Police officers raise their batons as a smoke bomb goes off at the gates of Downing Street [Reuters]
Imposing austerity
Activist groups are already organising to oppose the government amid fears the Conservatives will push through widely unpopular and controversial plans to further privatise the National Health Service (NHS), and impose deep cuts to already squeezed public services and welfare budgets.
"We will see more economic pain. We are in for an extremely rocky ride. Inequality can only get very much worse.

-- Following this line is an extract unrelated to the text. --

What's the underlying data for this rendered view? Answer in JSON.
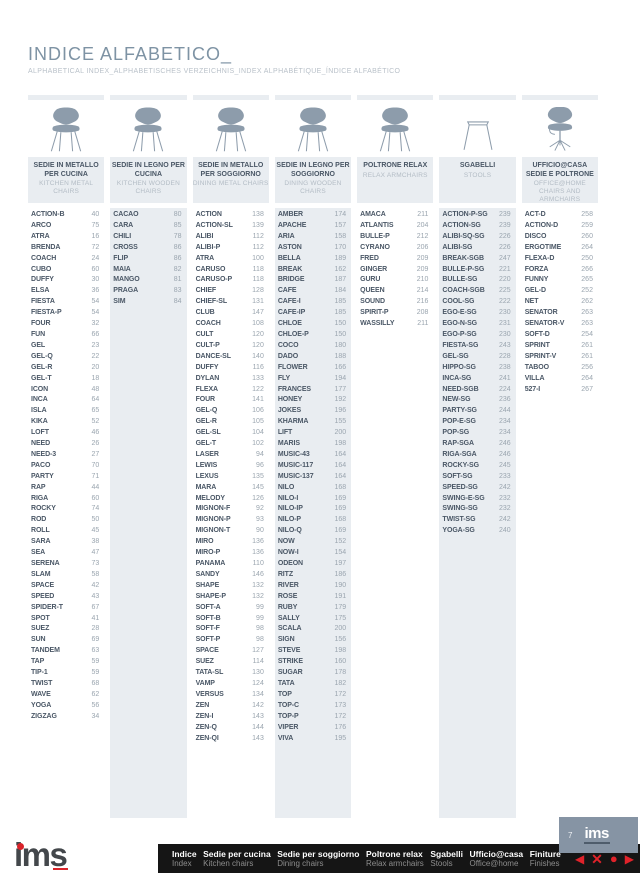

Most middle income households have virtually no savings to fall back on now," John Christensen, director of the Tax Justice Network, told Al Jazeera.
Hundreds of people gathered in a lecture theatre at a London university last week for a meeting styled as a "Radical Left General Assembly" to discuss plans for the creation of a national resistance network committed to "mass action from below".
"The Tories are coming for us, they are coming for the poor, they are coming for the students, they are coming for people's homes, they are coming for the NHS. People know this is serious and people also know that stopping them is going to be hard," Neil Faulkner of Brick Lane Debates, the left-wing discussion circle that organised the event, told the audience.
Further protests in London have been called for May 27, the date of the official opening of the new parliament, as well as on June 20 when anti-austerity campaigners have called for a demonstration "bigger and bolder than we have ever done before" outside the Bank of England.
Rallies, events and other actions are also taking place in cities and towns across the country.
Protesters and police battled at the gates of Downing Street [Reuters]
'Just the beginning'
In Liverpool, activists who last month occupied an empty bank building and turned it into a homeless shelter said in a message of solidarity to Occupy groups that direct action was now the only way to challenge the political system.
"We continue to build a solidarity network of the disenfranchised, the homeless and all people who stand against a political system that has failed us," said the group, part of a network calling themselves Love Activists. "Direct action is the only way now to challenge the political system and we will occupy building after building."
The occupation was ended April 12 by police who entered the building and evicted those inside by force, arresting five people.
Standing in Parliament Square at an Occupy-organised "Festival of Democracy" a few days earlier, Phoenix Rainbow, an eco-activist and housing campaigner, predicted a "massive wave of protest" to come.
An injured police officer is helped by a colleague during clashes with demonstrators [Reuters]
"There is already a mass movement of people that want to change our unfair, undemocratic and unsustainable system. Our democracy is a broken shambles," he told Al Jazeera.
"What you are going to see over the next few years is a mass mobilisation of people who want change and the power moving back to the street. Most people in Britain have had enough and this is just the beginning."

Looking further ahead, some activists are already thinking about what the future symbols of a post-United Kingdom English democratic state might look like. 
With the Houses of Parliament and the clock tower of Big Ben behind him, Steve Freeman, an unsuccessful candidate in the election for the Republican Socialist Party, unfurled a tricolour flag in red, purple and green.
He explained the colours represented the Levellers, a 17th-century English revolutionary movement; the Chartists, who campaigned for mass democratic rights in the 19th century; and the Suffragettes, the women's suffrage movement of the early 20th century.
"The flag of St George is a right-wing flag and a royalist flag, and we say we need an alternative progressive flag," Freeman told Al Jazeera. "The tricolour is a republican flag and this is a flag for a new democracy drawing on our democratic traditions. It is the people's flag."